Malu Dreyer, premier of the state of Rhineland-Palatinate where Trier is located, expressed shock that a baby was among those killed by the driver’s “insane act” and shared her condolences with all the affected families.
The baby’s mother was being treated in hospital for injuries sustained in the rampage.
Witnesses had earlier described seeing people, including a young child in a stroller, being flung into the air as the car struck them.
‘Traumatised’
The incident started around 1.50pm (1250 GMT) and ended within four minutes of the first emergency calls arriving, with police intercepting the driver after he turned right off a main shopping street.
Police said he had ploughed through the streets for about a kilometre, leaving behind a trail of destruction.
Officers sealed off the area and cleared people from the city centre.
Smartphone footage from an eyewitness showed the arrest of the driver, who was seen lying face down on the street pinned down by several officers next to the damaged SUV.
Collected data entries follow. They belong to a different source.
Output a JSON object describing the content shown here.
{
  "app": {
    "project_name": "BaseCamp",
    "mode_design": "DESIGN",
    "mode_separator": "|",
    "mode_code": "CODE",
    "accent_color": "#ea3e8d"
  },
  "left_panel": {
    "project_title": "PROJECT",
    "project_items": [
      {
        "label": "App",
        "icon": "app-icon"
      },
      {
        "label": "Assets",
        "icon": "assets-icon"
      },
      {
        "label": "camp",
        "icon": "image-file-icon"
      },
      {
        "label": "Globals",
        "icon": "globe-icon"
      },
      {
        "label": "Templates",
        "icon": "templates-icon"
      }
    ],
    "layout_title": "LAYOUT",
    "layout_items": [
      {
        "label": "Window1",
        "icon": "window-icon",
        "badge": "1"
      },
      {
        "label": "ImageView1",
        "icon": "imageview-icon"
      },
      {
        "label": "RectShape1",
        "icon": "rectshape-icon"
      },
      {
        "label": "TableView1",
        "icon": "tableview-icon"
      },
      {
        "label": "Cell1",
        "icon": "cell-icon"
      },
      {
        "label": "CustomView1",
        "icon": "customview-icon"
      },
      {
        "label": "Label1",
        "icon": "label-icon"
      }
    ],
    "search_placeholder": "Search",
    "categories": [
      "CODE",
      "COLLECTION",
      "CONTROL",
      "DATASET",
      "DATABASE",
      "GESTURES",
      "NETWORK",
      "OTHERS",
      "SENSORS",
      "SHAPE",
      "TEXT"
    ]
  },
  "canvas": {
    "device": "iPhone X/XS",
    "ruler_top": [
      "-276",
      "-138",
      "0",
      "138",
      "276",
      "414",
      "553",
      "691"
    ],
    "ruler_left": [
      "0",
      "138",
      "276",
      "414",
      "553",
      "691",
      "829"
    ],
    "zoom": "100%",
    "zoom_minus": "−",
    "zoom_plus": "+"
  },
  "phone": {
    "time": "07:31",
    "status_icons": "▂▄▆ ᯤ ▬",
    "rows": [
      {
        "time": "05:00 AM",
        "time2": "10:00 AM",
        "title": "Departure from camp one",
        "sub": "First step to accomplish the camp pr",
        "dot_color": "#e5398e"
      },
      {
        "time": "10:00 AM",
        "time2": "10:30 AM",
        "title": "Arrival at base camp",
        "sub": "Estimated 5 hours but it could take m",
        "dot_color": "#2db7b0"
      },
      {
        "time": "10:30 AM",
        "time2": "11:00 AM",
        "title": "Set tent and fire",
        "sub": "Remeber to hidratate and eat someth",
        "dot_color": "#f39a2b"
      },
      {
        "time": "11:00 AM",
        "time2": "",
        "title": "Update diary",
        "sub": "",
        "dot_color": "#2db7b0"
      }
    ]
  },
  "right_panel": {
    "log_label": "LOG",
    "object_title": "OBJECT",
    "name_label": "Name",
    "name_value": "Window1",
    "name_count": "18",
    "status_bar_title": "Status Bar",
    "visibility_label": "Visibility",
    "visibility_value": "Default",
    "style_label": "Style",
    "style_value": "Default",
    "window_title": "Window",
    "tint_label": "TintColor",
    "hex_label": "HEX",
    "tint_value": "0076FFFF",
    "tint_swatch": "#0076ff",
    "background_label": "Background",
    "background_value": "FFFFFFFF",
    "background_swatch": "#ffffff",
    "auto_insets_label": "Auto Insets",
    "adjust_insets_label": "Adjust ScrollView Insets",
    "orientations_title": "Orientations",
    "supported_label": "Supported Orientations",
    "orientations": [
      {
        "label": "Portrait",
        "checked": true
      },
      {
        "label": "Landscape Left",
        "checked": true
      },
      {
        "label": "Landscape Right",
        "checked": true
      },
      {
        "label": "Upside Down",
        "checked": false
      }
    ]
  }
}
He was the sole occupant of the vehicle.
An unnamed man who said he was a former neighbour of the suspect told NTV that the driver had a history of mental issues, as well as money worries and problems “with his father”.
Christmas shopping
Chancellor Angela Merkel voiced her “great sadness” at the events in Trier and said her thoughts were with the relatives of those who were “so suddenly and violently ripped from their lives” and with the injured, in a message shared by her spokesman.
Early footage from the scene showed stunned shoppers huddling outside stores festooned with Christmas decorations as sirens blared in the distance.
Debris from stalls and outdoor displays was strewn along the cobbled street.
Picturesque Trier, near the border with Luxembourg, traces its history back to the Roman Empire and is often called Germany’s oldest city.
Although Germany is grappling with a second coronavirus wave that has forced restaurants, bars, sports and cultural centres to close, retailers have been allowed to stay open and many people were out Christmas shopping.
“It’s lucky that the Christmas market has been cancelled because of corona, or it could have been much worse,” witness Frederic Fries told Welt TV.
The incident brought back memories of a truck rampage at a Berlin Christmas market that left 12 people dead in 2016, Germany’s deadliest Islamist attack to date.
In January 2019, a German man injured eight people when he drove into crowds on New Year’s Eve in the western cities of Bottrop and Essen. He was later taken into psychiatric care.
In April 2018, a German man ploughed his van into people seated outside a restaurant in the city of Muenster, killing five before shooting himself dead. Investigators later said he had mental health problems.